Mais Le Pen serait anti-européen? Non, Le Pen critique l'Europe actuelle car elle est trop sous tutelle américaine et allemande. Il veut redonner la place de leadership de la France dans le monde. Or, avec des intensités différentes, tous les grands candidats ont défendu cette place d'avant-garde pour la France. Derrière le modèle républicain pour Chirac et Chevènement, le drapeau de l'Europe sociale pour Jospin et Hue ou le sursaut national pour Le Pen.

Pour le Front National, «la France a perdu sous la 4ème République (dans les années 50, ndlr) son rang de grande puissance»7. Et il précise: «Nous nous battons pour que la France continue à exister dans une Europe des patries reposant sur des coopérations choisies».8

Mais cette Europe des patries sous domination française, anti-américaine ne pourra se faire économiquement et militairement qu'avec l'Allemagne et d'autres puissances européennes: ce n'est donc qu'une nouvelle version du projet impérialiste européen. Et si Le Pen participe au pouvoir, il suivra l'exemple autrichien de Haider: l'Europe, toujours plus d'Europe. Antisociale, antidémocratique et guerrière.

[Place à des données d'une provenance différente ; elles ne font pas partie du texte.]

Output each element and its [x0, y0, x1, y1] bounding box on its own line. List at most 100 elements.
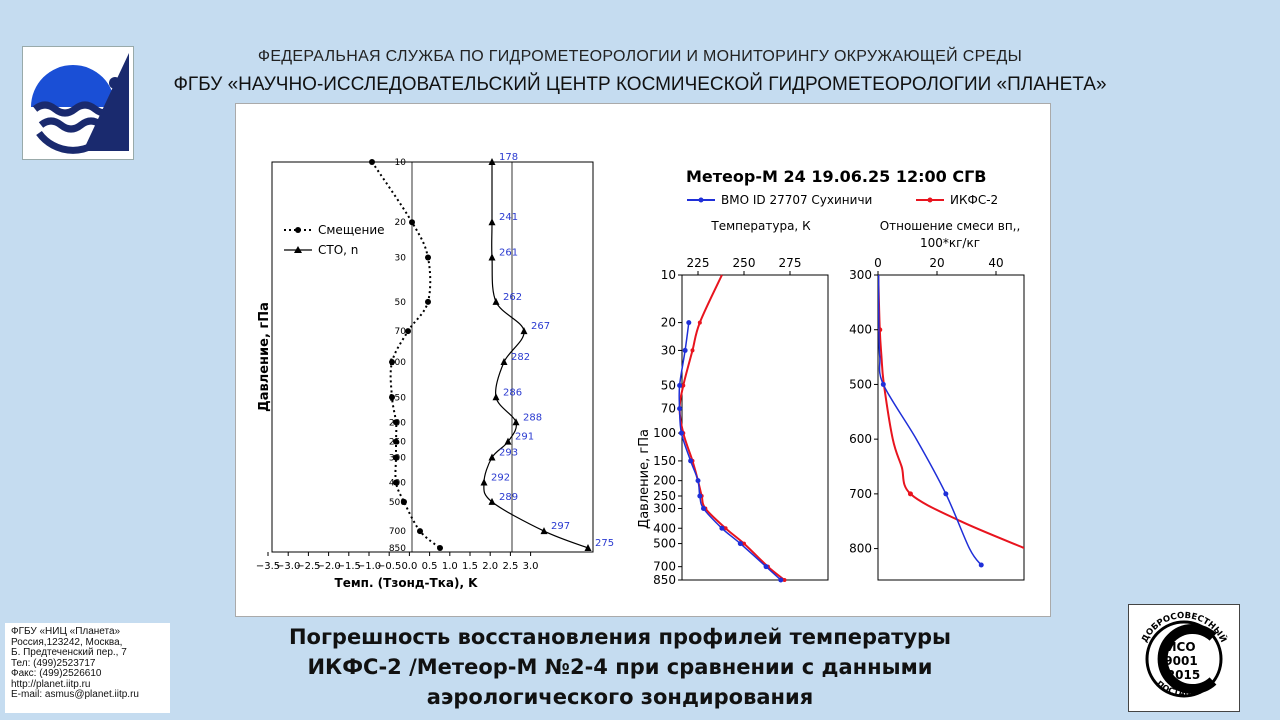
std-point	[520, 327, 528, 335]
planeta-logo	[22, 46, 134, 160]
badge-line1: ИСО	[1166, 640, 1195, 654]
mix-ytick-label: 800	[849, 542, 872, 556]
mix-panel-subtitle-2: 100*кг/кг	[920, 236, 980, 250]
contact-line: Россия,123242, Москва,	[11, 636, 123, 648]
chart-panel: −3.5 −3.0 −2.5 −2.0 −1.5 −1.0 −0.5 0.0 0.5 1.0 1.5…	[235, 103, 1051, 617]
bias-point	[393, 454, 399, 461]
bias-point	[405, 328, 411, 335]
mix-panel-frame	[877, 274, 1025, 581]
std-count-label: 262	[503, 292, 522, 303]
chart1-xlabel: Темп. (Тзонд-Тка), K	[335, 576, 479, 590]
temp-ikfs-point	[690, 348, 695, 353]
contact-line: Б. Предтеченский пер., 7	[11, 647, 127, 658]
std-point	[584, 544, 592, 551]
std-count-label: 292	[491, 473, 510, 484]
temp-sonde-point	[701, 506, 707, 512]
bias-point	[409, 219, 415, 226]
temp-ytick-label: 500	[653, 537, 676, 551]
contact-link[interactable]: http://planet.iitp.ru	[11, 678, 91, 690]
temp-sonde-point	[763, 564, 769, 570]
chart1-ytick-label: 30	[395, 253, 407, 263]
bias-point	[425, 254, 431, 261]
chart1-xtick-label: −3.5	[256, 561, 280, 572]
std-count-label: 291	[515, 432, 534, 443]
temp-panel-subtitle: Температура, К	[710, 219, 811, 233]
temp-ytick-label: 300	[653, 502, 676, 516]
chart1-ytick-label: 10	[395, 158, 407, 168]
chart1-xtick-label: 1.5	[462, 561, 478, 572]
temp-ytick-label: 250	[653, 489, 676, 503]
std-count-label: 178	[499, 152, 518, 163]
chart1-xtick-label: −1.0	[357, 561, 381, 572]
std-count-label: 288	[523, 412, 542, 423]
chart1-frame	[271, 161, 594, 553]
mix-ikfs-point	[907, 491, 913, 497]
badge-line3: -2015	[1162, 668, 1200, 682]
chart1-ytick-label: 50	[395, 298, 407, 308]
temp-sonde-point	[719, 525, 725, 531]
mix-sonde-point	[978, 562, 984, 568]
mix-sonde-point	[943, 491, 949, 497]
chart1-xtick-label: −0.5	[377, 561, 401, 572]
temp-ytick-label: 150	[653, 454, 676, 468]
contact-email[interactable]: E-mail: asmus@planet.iitp.ru	[11, 689, 139, 700]
temp-sonde-point	[686, 320, 692, 326]
badge-line2: 9001	[1164, 654, 1197, 668]
bias-point	[393, 419, 399, 426]
chart1-xtick-label: 0.5	[422, 561, 438, 572]
temp-sonde-line	[678, 322, 782, 581]
legend-sonde-marker	[698, 197, 704, 203]
temp-ytick-label: 70	[661, 402, 676, 416]
temp-ikfs-line	[678, 274, 786, 581]
chart1-ytick-label: 70	[395, 327, 407, 337]
chart1-xtick-label: −3.0	[276, 561, 300, 572]
std-series-line	[483, 161, 589, 549]
caption-line-2: ИКФС-2 /Метеор-М №2-4 при сравнении с да…	[307, 655, 933, 679]
planeta-logo-icon	[31, 53, 129, 154]
temp-ytick-label: 400	[653, 521, 676, 535]
std-count-label: 293	[499, 448, 518, 459]
std-point	[492, 393, 500, 401]
bias-point	[425, 298, 431, 305]
mix-ytick-label: 600	[849, 432, 872, 446]
chart1-ylabel: Давление, гПа	[257, 302, 272, 412]
chart1-legend: Смещение СТО, n	[284, 223, 385, 257]
iso-badge: ДОБРОСОВЕСТНЫЙ ПОСТАВЩИК ИСО 9001 -2015	[1128, 604, 1240, 712]
temp-sonde-point	[778, 577, 784, 583]
chart1-xtick-label: 0.0	[401, 561, 417, 572]
temp-xtick-label: 275	[779, 256, 802, 270]
temp-xtick-label: 250	[733, 256, 756, 270]
std-count-label: 275	[595, 538, 614, 549]
temp-sonde-point	[677, 406, 683, 412]
temp-ikfs-point	[782, 578, 787, 582]
chart1-xtick-label: 2.0	[482, 561, 498, 572]
temp-ytick-label: 850	[653, 573, 676, 587]
chart1-ytick-label: 100	[389, 358, 406, 368]
temp-panel-frame	[681, 274, 829, 581]
legend-ikfs-marker	[927, 197, 933, 203]
std-count-label: 261	[499, 247, 518, 258]
temp-sonde-point	[677, 382, 683, 388]
chart1-xtick-label: 1.0	[442, 561, 458, 572]
iso-seal-icon: ДОБРОСОВЕСТНЫЙ ПОСТАВЩИК ИСО 9001 -2015	[1140, 611, 1230, 698]
std-point	[488, 497, 496, 505]
temp-sonde-point	[688, 458, 694, 464]
mix-ytick-label: 300	[849, 268, 872, 282]
bias-point	[437, 545, 443, 551]
temp-ikfs-point	[723, 526, 728, 531]
chart1-xtick-label: 3.0	[523, 561, 539, 572]
temp-xtick-label: 225	[687, 256, 710, 270]
std-point	[500, 358, 508, 366]
mix-ikfs-line	[878, 275, 1024, 550]
chart1-xtick-label: −1.5	[337, 561, 361, 572]
temp-ytick-label: 100	[653, 426, 676, 440]
contact-line: Тел: (499)2523717	[11, 657, 96, 669]
bias-series-line	[371, 161, 441, 549]
chart1-ytick-label: 850	[389, 544, 406, 554]
mix-ikfs-point	[878, 327, 883, 333]
chart1-ytick-label: 700	[389, 527, 406, 537]
mix-sonde-point	[880, 381, 886, 387]
temp-ikfs-point	[681, 383, 686, 388]
std-count-label: 289	[499, 492, 518, 503]
header-line-2: ФГБУ «НАУЧНО-ИССЛЕДОВАТЕЛЬСКИЙ ЦЕНТР КОС…	[173, 74, 1107, 95]
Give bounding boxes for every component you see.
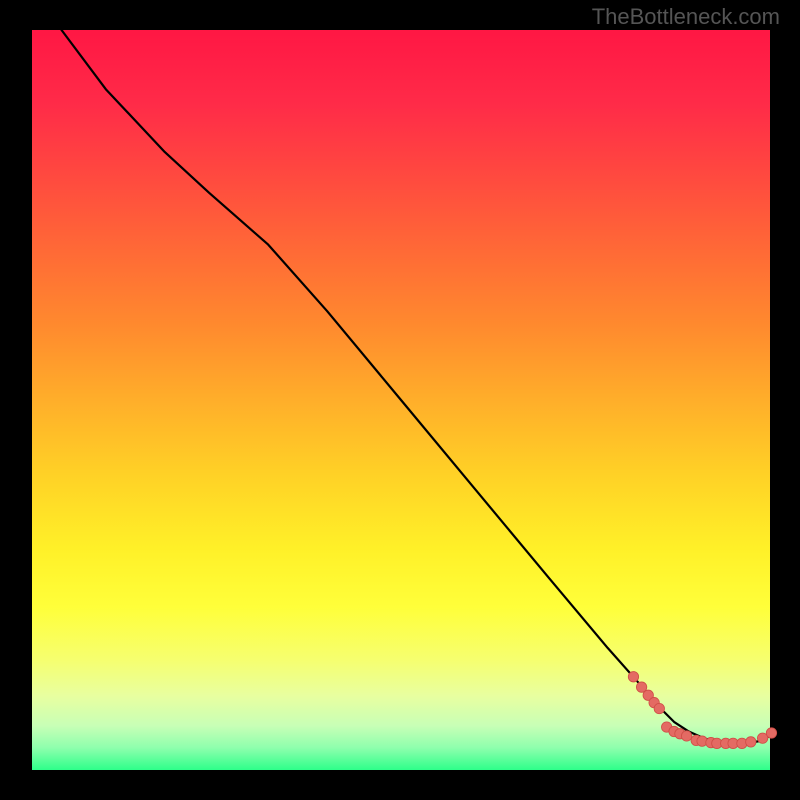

1 Hebdo, RTBF-TV, 19 avril 2002 ·2 The Guardian, 8 février 2000 · 3 Humo, 5 janvier 1995, p21 ·4 Interview avec Jean-Luc Sallé, Coordination communiste, 21 avril 2002 · 5 Cité dans Solidaire, n° 18, 3 mai 1995 · 6 Le Soir du 22 avril 2002 · 7 Politique étrangère, Le Front national, un programme pour gouverner, site Front National, p1 · 8 Europe, souveraineté, Le Front national, un programme pour gouverner, site Front national, p2.